Grund genug, die Maßnahmevielfalt im Übergang Schule – Beruf, die Qualifikation der hier tätigen Mitarbeiter/innen und natürlich die jungen Menschen selbst, hier besonders die lernbehinderten Jugendlichen, im derzeitigen Übergangssystem in Nordrhein-Westfalen näher zu betrachten und gemeinsam mit Fachleuten aus unterschiedlichen Disziplinen Überlegungen zu einer Umgestaltung und Systematisierung des Übergangs Schule – Beruf zu diskutieren.
In der Fachtagung am 24.11.2011 in der Akademie Klausenhof, die mit 75 Teilnehmern/innen auf erfreulich große Resonanz gestoßen ist, wurden also
- die Zielgruppen, die nach der Schule aller Voraussicht nach im Übergangssystem auftauchen werden,
- die Mitarbeiter/innen, die für ein „pädagogisches Übergangshandeln“ weitere Qualifikationen benötigen
- und schließlich das Übergangssystem selbst in den Blick genommen.
Aktuell konnte dabei das wenige Tage zuvor im Rahmen des Spitzengesprächs im Ausbildungskonsens NRW erarbeitete „Neue Übergangssystem Schule – Beruf in NRW“ vorgestellt und diskutiert werden.
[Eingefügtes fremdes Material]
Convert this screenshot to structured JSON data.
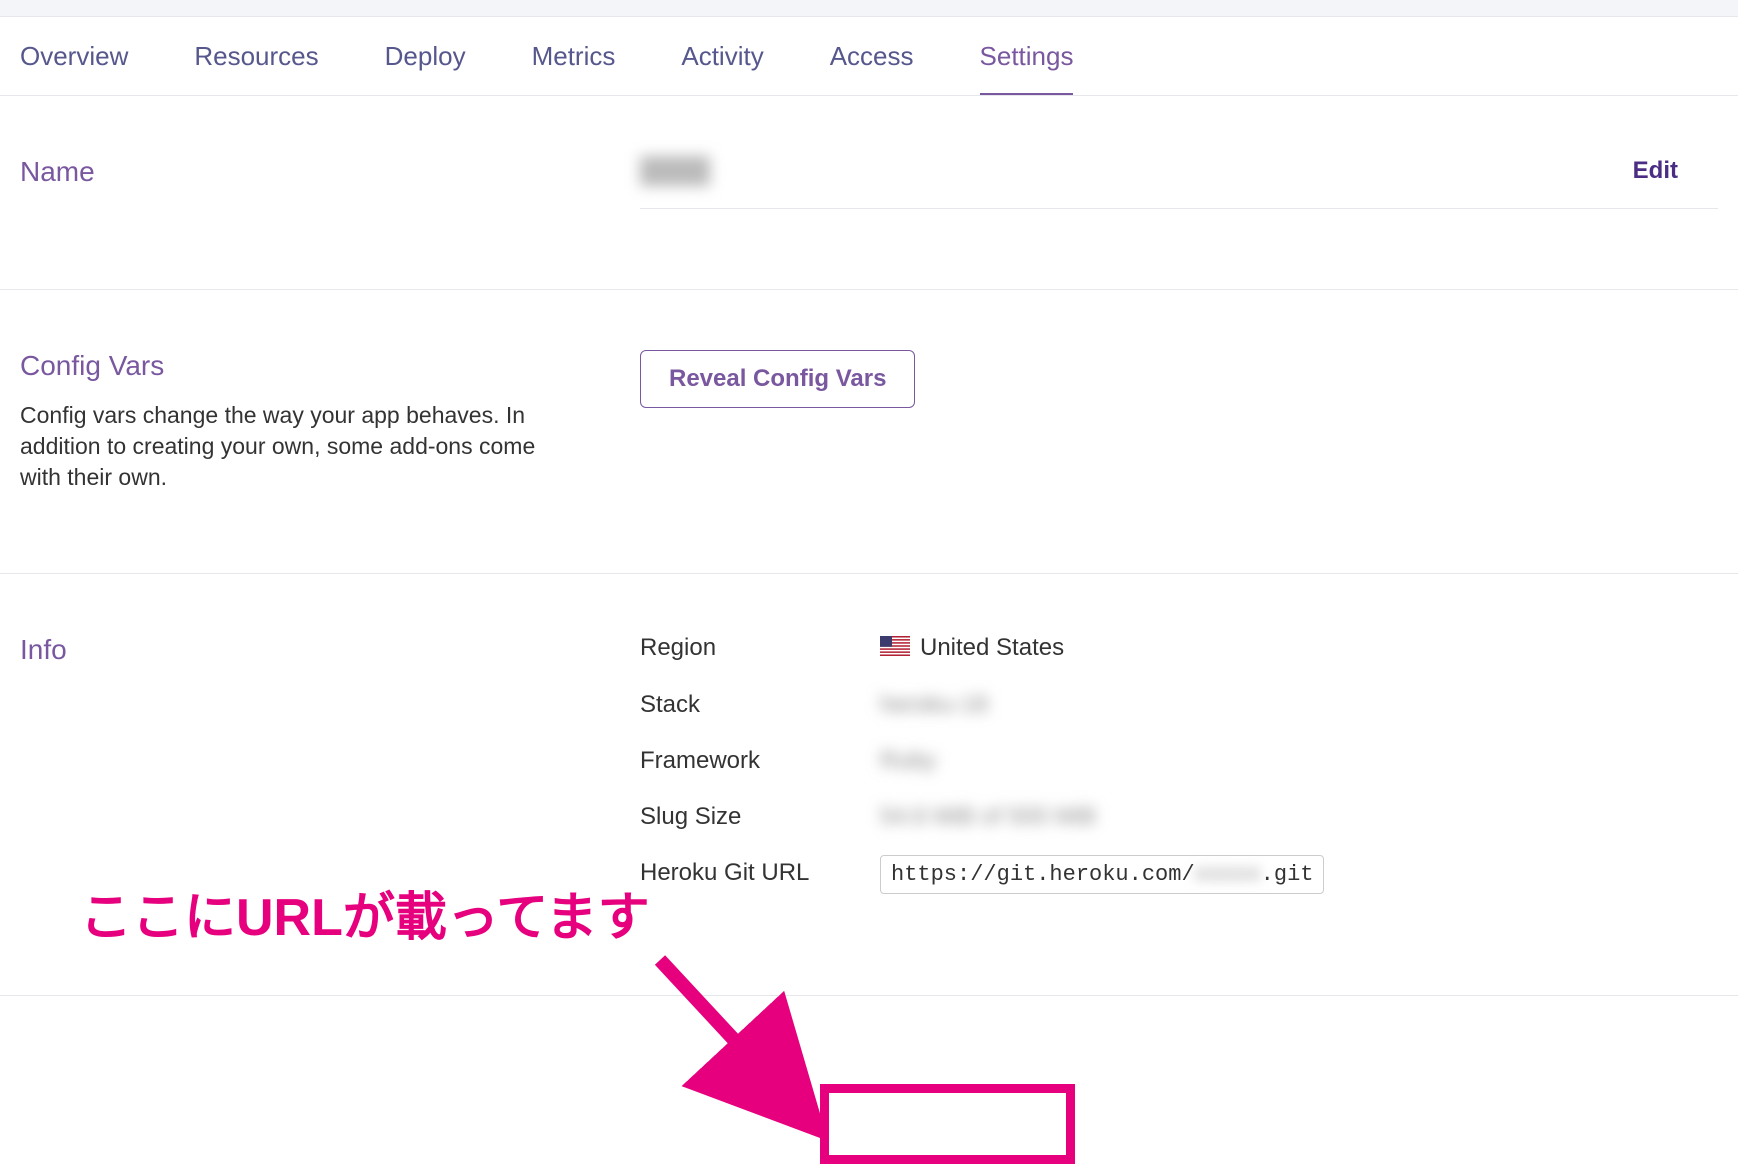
{
  "tabs": {
    "overview": "Overview",
    "resources": "Resources",
    "deploy": "Deploy",
    "metrics": "Metrics",
    "activity": "Activity",
    "access": "Access",
    "settings": "Settings"
  },
  "name_section": {
    "title": "Name",
    "edit": "Edit"
  },
  "config_section": {
    "title": "Config Vars",
    "description": "Config vars change the way your app behaves. In addition to creating your own, some add-ons come with their own.",
    "button": "Reveal Config Vars"
  },
  "info_section": {
    "title": "Info",
    "rows": {
      "region": {
        "label": "Region",
        "value": "United States"
      },
      "stack": {
        "label": "Stack",
        "value": "heroku-18"
      },
      "framework": {
        "label": "Framework",
        "value": "Ruby"
      },
      "slug": {
        "label": "Slug Size",
        "value": "54.6 MiB of 500 MiB"
      },
      "git": {
        "label": "Heroku Git URL",
        "url_prefix": "https://git.heroku.com/",
        "url_hidden": "xxxxx",
        "url_suffix": ".git"
      }
    }
  },
  "annotation": {
    "text": "ここにURLが載ってます"
  }
}
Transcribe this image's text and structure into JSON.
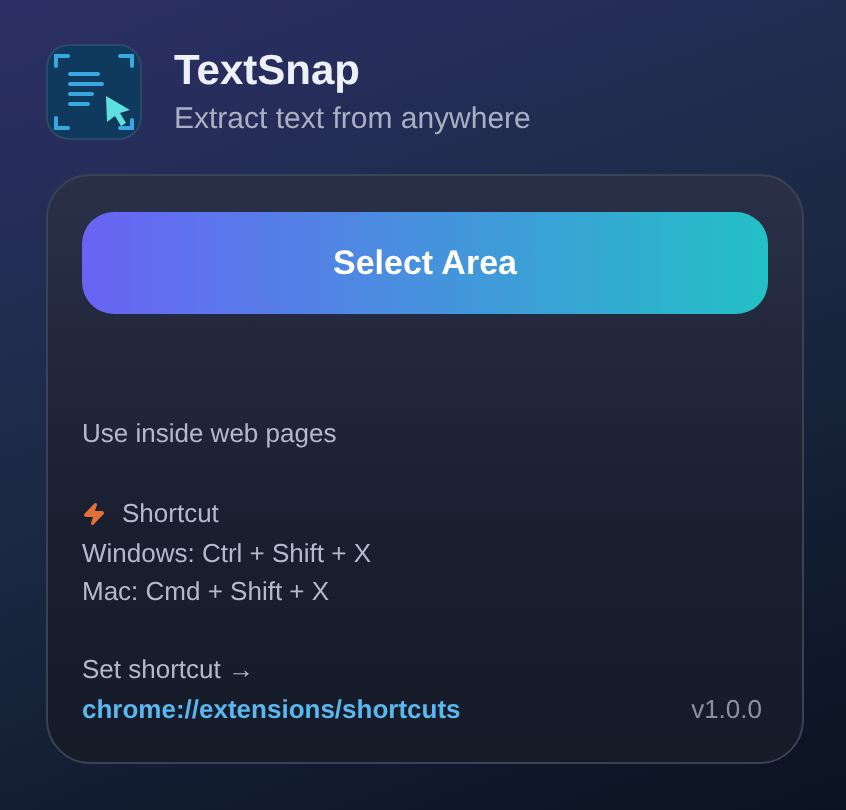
{
  "header": {
    "title": "TextSnap",
    "subtitle": "Extract text from anywhere"
  },
  "card": {
    "button": "Select Area",
    "hint": "Use inside web pages",
    "shortcut": {
      "heading": "Shortcut",
      "lines": [
        "Windows: Ctrl + Shift + X",
        "Mac: Cmd + Shift + X"
      ]
    },
    "set_shortcut": "Set shortcut →",
    "link": "chrome://extensions/shortcuts",
    "version": "v1.0.0"
  }
}
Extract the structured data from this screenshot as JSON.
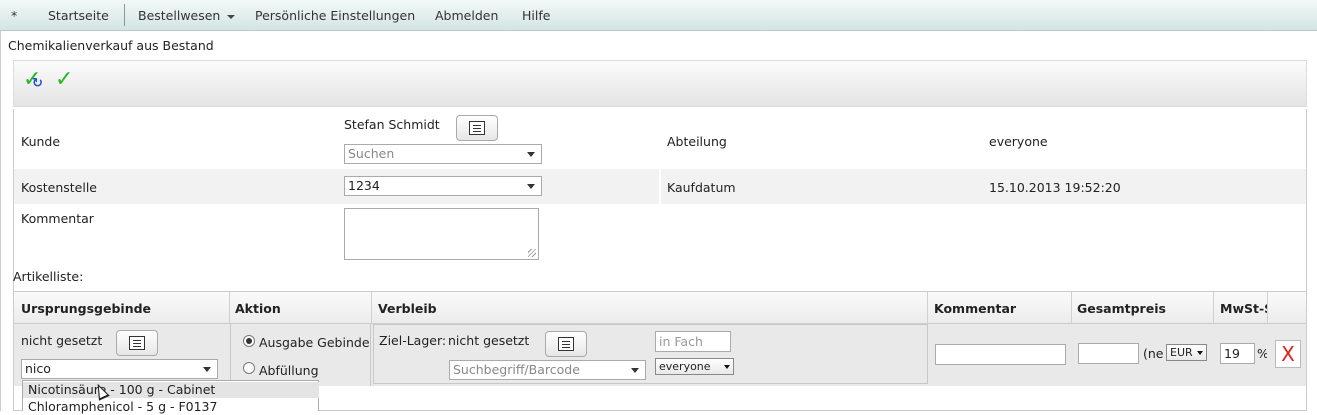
{
  "menu": {
    "items": [
      "*",
      "Startseite",
      "Bestellwesen",
      "Persönliche Einstellungen",
      "Abmelden",
      "Hilfe"
    ]
  },
  "page": {
    "title": "Chemikalienverkauf aus Bestand"
  },
  "toolbar": {
    "icons": [
      "save-apply-icon",
      "check-icon"
    ]
  },
  "form": {
    "kunde_label": "Kunde",
    "kunde_value": "Stefan Schmidt",
    "kunde_search_placeholder": "Suchen",
    "abteilung_label": "Abteilung",
    "abteilung_value": "everyone",
    "kostenstelle_label": "Kostenstelle",
    "kostenstelle_value": "1234",
    "kaufdatum_label": "Kaufdatum",
    "kaufdatum_value": "15.10.2013 19:52:20",
    "kommentar_label": "Kommentar"
  },
  "articles": {
    "section_label": "Artikelliste:",
    "headers": [
      "Ursprungsgebinde",
      "Aktion",
      "Verbleib",
      "Kommentar",
      "Gesamtpreis",
      "MwSt-S"
    ],
    "row": {
      "ursprung_status": "nicht gesetzt",
      "ursprung_input": "nico",
      "aktion_options": [
        "Ausgabe Gebinde",
        "Abfüllung"
      ],
      "aktion_selected": "Ausgabe Gebinde",
      "ziel_lager_label": "Ziel-Lager:",
      "ziel_lager_value": "nicht gesetzt",
      "fach_placeholder": "in Fach",
      "barcode_placeholder": "Suchbegriff/Barcode",
      "group_select": "everyone",
      "price_prefix": "(ne",
      "currency": "EUR",
      "mwst_value": "19",
      "mwst_unit": "%",
      "delete_label": "X"
    }
  },
  "autocomplete": {
    "items": [
      "Nicotinsäure - 100 g - Cabinet",
      "Chloramphenicol - 5 g - F0137"
    ],
    "highlighted": 0
  },
  "colors": {
    "menubar": "#d4e4e4",
    "check_green": "#22bb22",
    "delete_red": "#e02020"
  }
}
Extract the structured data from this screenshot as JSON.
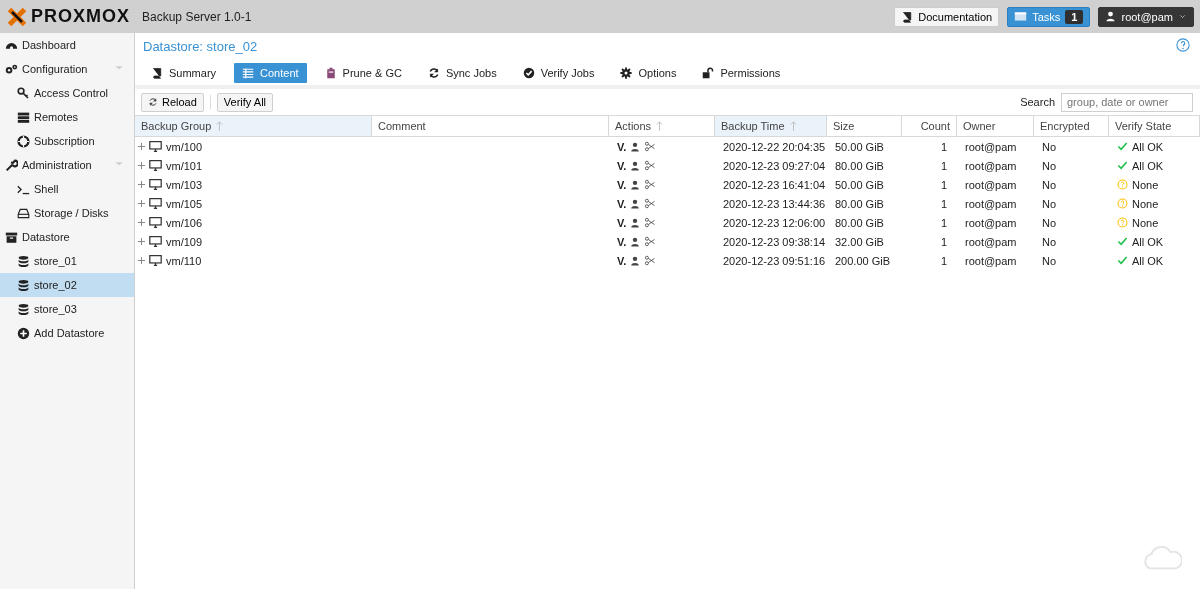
{
  "header": {
    "brand": "PROXMOX",
    "product": "Backup Server 1.0-1",
    "documentation": "Documentation",
    "tasks": "Tasks",
    "task_count": "1",
    "user": "root@pam"
  },
  "sidebar": {
    "items": [
      {
        "label": "Dashboard",
        "kind": "section",
        "selected": false
      },
      {
        "label": "Configuration",
        "kind": "section",
        "expanded": true,
        "selected": false
      },
      {
        "label": "Access Control",
        "kind": "child",
        "selected": false
      },
      {
        "label": "Remotes",
        "kind": "child",
        "selected": false
      },
      {
        "label": "Subscription",
        "kind": "child",
        "selected": false
      },
      {
        "label": "Administration",
        "kind": "section",
        "expanded": true,
        "selected": false
      },
      {
        "label": "Shell",
        "kind": "child",
        "selected": false
      },
      {
        "label": "Storage / Disks",
        "kind": "child",
        "selected": false
      },
      {
        "label": "Datastore",
        "kind": "section",
        "selected": false
      },
      {
        "label": "store_01",
        "kind": "child",
        "selected": false
      },
      {
        "label": "store_02",
        "kind": "child",
        "selected": true
      },
      {
        "label": "store_03",
        "kind": "child",
        "selected": false
      },
      {
        "label": "Add Datastore",
        "kind": "child",
        "selected": false
      }
    ]
  },
  "panel": {
    "title": "Datastore: store_02"
  },
  "tabs": [
    {
      "label": "Summary",
      "selected": false
    },
    {
      "label": "Content",
      "selected": true
    },
    {
      "label": "Prune & GC",
      "selected": false
    },
    {
      "label": "Sync Jobs",
      "selected": false
    },
    {
      "label": "Verify Jobs",
      "selected": false
    },
    {
      "label": "Options",
      "selected": false
    },
    {
      "label": "Permissions",
      "selected": false
    }
  ],
  "toolbar": {
    "reload": "Reload",
    "verify_all": "Verify All",
    "search_label": "Search",
    "search_placeholder": "group, date or owner"
  },
  "table": {
    "columns": [
      {
        "label": "Backup Group",
        "sorted": true,
        "active": true
      },
      {
        "label": "Comment",
        "sorted": false,
        "active": false
      },
      {
        "label": "Actions",
        "sorted": true,
        "active": false
      },
      {
        "label": "Backup Time",
        "sorted": true,
        "active": true
      },
      {
        "label": "Size",
        "sorted": false,
        "active": false
      },
      {
        "label": "Count",
        "sorted": false,
        "active": false
      },
      {
        "label": "Owner",
        "sorted": false,
        "active": false
      },
      {
        "label": "Encrypted",
        "sorted": false,
        "active": false
      },
      {
        "label": "Verify State",
        "sorted": false,
        "active": false
      }
    ],
    "rows": [
      {
        "group": "vm/100",
        "verify_action": "V.",
        "time": "2020-12-22 20:04:35",
        "size": "50.00 GiB",
        "count": "1",
        "owner": "root@pam",
        "encrypted": "No",
        "verify": "All OK",
        "verified": true
      },
      {
        "group": "vm/101",
        "verify_action": "V.",
        "time": "2020-12-23 09:27:04",
        "size": "80.00 GiB",
        "count": "1",
        "owner": "root@pam",
        "encrypted": "No",
        "verify": "All OK",
        "verified": true
      },
      {
        "group": "vm/103",
        "verify_action": "V.",
        "time": "2020-12-23 16:41:04",
        "size": "50.00 GiB",
        "count": "1",
        "owner": "root@pam",
        "encrypted": "No",
        "verify": "None",
        "verified": false
      },
      {
        "group": "vm/105",
        "verify_action": "V.",
        "time": "2020-12-23 13:44:36",
        "size": "80.00 GiB",
        "count": "1",
        "owner": "root@pam",
        "encrypted": "No",
        "verify": "None",
        "verified": false
      },
      {
        "group": "vm/106",
        "verify_action": "V.",
        "time": "2020-12-23 12:06:00",
        "size": "80.00 GiB",
        "count": "1",
        "owner": "root@pam",
        "encrypted": "No",
        "verify": "None",
        "verified": false
      },
      {
        "group": "vm/109",
        "verify_action": "V.",
        "time": "2020-12-23 09:38:14",
        "size": "32.00 GiB",
        "count": "1",
        "owner": "root@pam",
        "encrypted": "No",
        "verify": "All OK",
        "verified": true
      },
      {
        "group": "vm/110",
        "verify_action": "V.",
        "time": "2020-12-23 09:51:16",
        "size": "200.00 GiB",
        "count": "1",
        "owner": "root@pam",
        "encrypted": "No",
        "verify": "All OK",
        "verified": true
      }
    ]
  }
}
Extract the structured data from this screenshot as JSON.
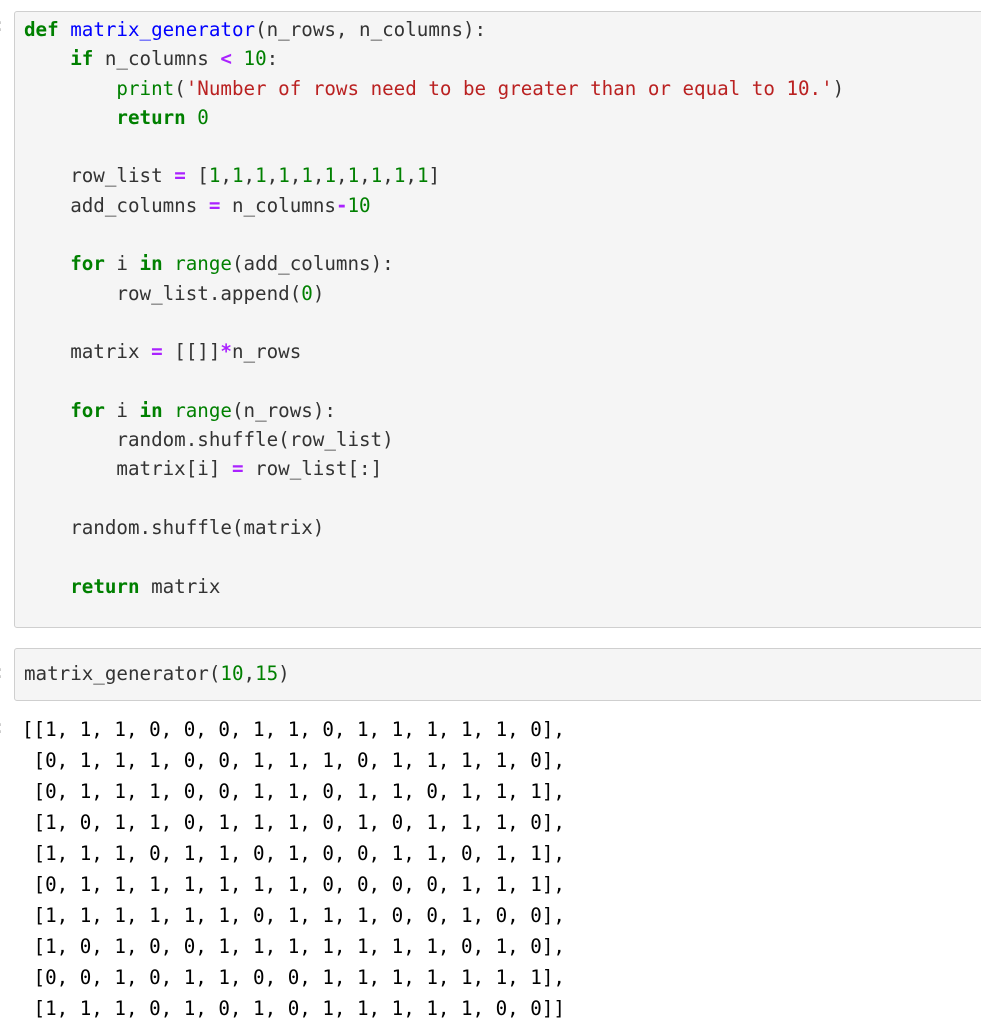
{
  "cells": [
    {
      "type": "code",
      "lines": [
        [
          [
            "kw",
            "def"
          ],
          [
            "txt",
            " "
          ],
          [
            "fn",
            "matrix_generator"
          ],
          [
            "txt",
            "(n_rows, n_columns):"
          ]
        ],
        [
          [
            "txt",
            "    "
          ],
          [
            "kw",
            "if"
          ],
          [
            "txt",
            " n_columns "
          ],
          [
            "op",
            "<"
          ],
          [
            "txt",
            " "
          ],
          [
            "num",
            "10"
          ],
          [
            "txt",
            ":"
          ]
        ],
        [
          [
            "txt",
            "        "
          ],
          [
            "bi",
            "print"
          ],
          [
            "txt",
            "("
          ],
          [
            "str",
            "'Number of rows need to be greater than or equal to 10.'"
          ],
          [
            "txt",
            ")"
          ]
        ],
        [
          [
            "txt",
            "        "
          ],
          [
            "kw",
            "return"
          ],
          [
            "txt",
            " "
          ],
          [
            "num",
            "0"
          ]
        ],
        [
          [
            "txt",
            ""
          ]
        ],
        [
          [
            "txt",
            "    row_list "
          ],
          [
            "op",
            "="
          ],
          [
            "txt",
            " ["
          ],
          [
            "num",
            "1"
          ],
          [
            "txt",
            ","
          ],
          [
            "num",
            "1"
          ],
          [
            "txt",
            ","
          ],
          [
            "num",
            "1"
          ],
          [
            "txt",
            ","
          ],
          [
            "num",
            "1"
          ],
          [
            "txt",
            ","
          ],
          [
            "num",
            "1"
          ],
          [
            "txt",
            ","
          ],
          [
            "num",
            "1"
          ],
          [
            "txt",
            ","
          ],
          [
            "num",
            "1"
          ],
          [
            "txt",
            ","
          ],
          [
            "num",
            "1"
          ],
          [
            "txt",
            ","
          ],
          [
            "num",
            "1"
          ],
          [
            "txt",
            ","
          ],
          [
            "num",
            "1"
          ],
          [
            "txt",
            "]"
          ]
        ],
        [
          [
            "txt",
            "    add_columns "
          ],
          [
            "op",
            "="
          ],
          [
            "txt",
            " n_columns"
          ],
          [
            "op",
            "-"
          ],
          [
            "num",
            "10"
          ]
        ],
        [
          [
            "txt",
            ""
          ]
        ],
        [
          [
            "txt",
            "    "
          ],
          [
            "kw",
            "for"
          ],
          [
            "txt",
            " i "
          ],
          [
            "kw",
            "in"
          ],
          [
            "txt",
            " "
          ],
          [
            "bi",
            "range"
          ],
          [
            "txt",
            "(add_columns):"
          ]
        ],
        [
          [
            "txt",
            "        row_list.append("
          ],
          [
            "num",
            "0"
          ],
          [
            "txt",
            ")"
          ]
        ],
        [
          [
            "txt",
            ""
          ]
        ],
        [
          [
            "txt",
            "    matrix "
          ],
          [
            "op",
            "="
          ],
          [
            "txt",
            " [[]]"
          ],
          [
            "op",
            "*"
          ],
          [
            "txt",
            "n_rows"
          ]
        ],
        [
          [
            "txt",
            ""
          ]
        ],
        [
          [
            "txt",
            "    "
          ],
          [
            "kw",
            "for"
          ],
          [
            "txt",
            " i "
          ],
          [
            "kw",
            "in"
          ],
          [
            "txt",
            " "
          ],
          [
            "bi",
            "range"
          ],
          [
            "txt",
            "(n_rows):"
          ]
        ],
        [
          [
            "txt",
            "        random.shuffle(row_list)"
          ]
        ],
        [
          [
            "txt",
            "        matrix[i] "
          ],
          [
            "op",
            "="
          ],
          [
            "txt",
            " row_list[:]"
          ]
        ],
        [
          [
            "txt",
            ""
          ]
        ],
        [
          [
            "txt",
            "    random.shuffle(matrix)"
          ]
        ],
        [
          [
            "txt",
            ""
          ]
        ],
        [
          [
            "txt",
            "    "
          ],
          [
            "kw",
            "return"
          ],
          [
            "txt",
            " matrix"
          ]
        ]
      ]
    },
    {
      "type": "code",
      "lines": [
        [
          [
            "txt",
            "matrix_generator("
          ],
          [
            "num",
            "10"
          ],
          [
            "txt",
            ","
          ],
          [
            "num",
            "15"
          ],
          [
            "txt",
            ")"
          ]
        ]
      ]
    }
  ],
  "output": {
    "matrix": [
      [
        1,
        1,
        1,
        0,
        0,
        0,
        1,
        1,
        0,
        1,
        1,
        1,
        1,
        1,
        0
      ],
      [
        0,
        1,
        1,
        1,
        0,
        0,
        1,
        1,
        1,
        0,
        1,
        1,
        1,
        1,
        0
      ],
      [
        0,
        1,
        1,
        1,
        0,
        0,
        1,
        1,
        0,
        1,
        1,
        0,
        1,
        1,
        1
      ],
      [
        1,
        0,
        1,
        1,
        0,
        1,
        1,
        1,
        0,
        1,
        0,
        1,
        1,
        1,
        0
      ],
      [
        1,
        1,
        1,
        0,
        1,
        1,
        0,
        1,
        0,
        0,
        1,
        1,
        0,
        1,
        1
      ],
      [
        0,
        1,
        1,
        1,
        1,
        1,
        1,
        1,
        0,
        0,
        0,
        0,
        1,
        1,
        1
      ],
      [
        1,
        1,
        1,
        1,
        1,
        1,
        0,
        1,
        1,
        1,
        0,
        0,
        1,
        0,
        0
      ],
      [
        1,
        0,
        1,
        0,
        0,
        1,
        1,
        1,
        1,
        1,
        1,
        1,
        0,
        1,
        0
      ],
      [
        0,
        0,
        1,
        0,
        1,
        1,
        0,
        0,
        1,
        1,
        1,
        1,
        1,
        1,
        1
      ],
      [
        1,
        1,
        1,
        0,
        1,
        0,
        1,
        0,
        1,
        1,
        1,
        1,
        1,
        0,
        0
      ]
    ]
  },
  "prompt_glyph": ":",
  "colors": {
    "keyword": "#008000",
    "function_name": "#0000ff",
    "string": "#ba2121",
    "operator": "#aa22ff",
    "cell_background": "#f5f5f5",
    "cell_border": "#cfcfcf"
  }
}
Auch wenn die neuen Übergangskonzepte viele Aufgaben den allgemeinbildenden Schulen, den Berufskollegs und der Wirtschaft zuweisen, haben nach Meinung der Teilnehmer/innen der Tagung – wie auch der Mehrheit der Beteiligten am BIBB-Expertenmonitor – die freien Träger der Jugendsozialarbeit und der beruflichen Bildung weiter wichtige Aufgaben in einem neuen Übergangssystem, vor allem in der Berufsorientierung und -hinführung, der Berufsvorbereitung und in der Schaffung und Begleitung von regionalen und lokalen Übergangsstrukturen, ohne die die von der Politik ausgegebene Parole „Kein Abschluss ohne Anschluss“ nicht realisiert werden kann.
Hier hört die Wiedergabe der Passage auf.